Mr. Vonnegut is best known for works blending satire, black comedy and science fiction, such as Slaughterhouse-Five (1969), Cat's Cradle (1963) and Breakfast of Champions (1973).
While a prisoner of war during World War II, Mr. Vonnegut witnessed the aftermath of the February 13-15, 1945 bombing of Dresden, Germany, which destroyed much of the city. He was one of just seven American prisoners of war in Dresden to survive, in an underground meatpacking cellar known as Slaughterhouse Five (which was the source of inspiration for his novel of the same name).
His first short story, "Report on the Barnhouse Effect" appeared in 1950 in Collier's. His first novel was the dystopian science fiction novel Player Piano (1952), in which human workers have been largely replaced by machines.
In 1984 he attempted suicide and later wrote about this in several essays.

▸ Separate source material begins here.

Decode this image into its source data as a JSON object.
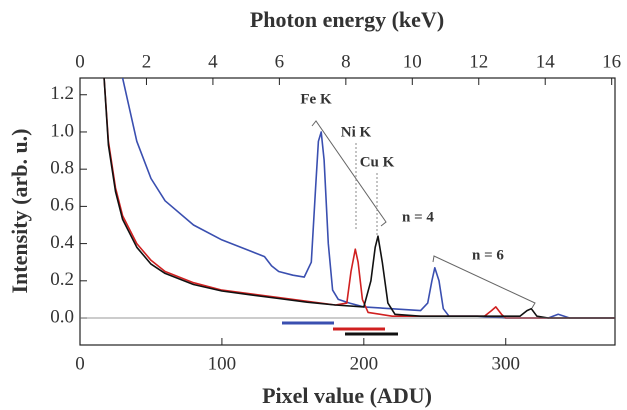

In A Man Without a Country, he wrote that "George W. Bush has gathered around him upper-crust C-students who know no history or geography." He did not regard the 2004 election with much optimism; speaking of Bush and John Kerry, he said that, "no matter which one wins, we will have a Skull and Bones President at a time when entire vertebrate species, because of how we have poisoned the topsoil, the waters and the atmosphere, are becoming, hey presto, nothing but skulls and bones."
Mr. Vonnegut is survived by his wife, the photographer Jill Krementz, three children from his first marriage to Jane Marie Cox and four adopted children.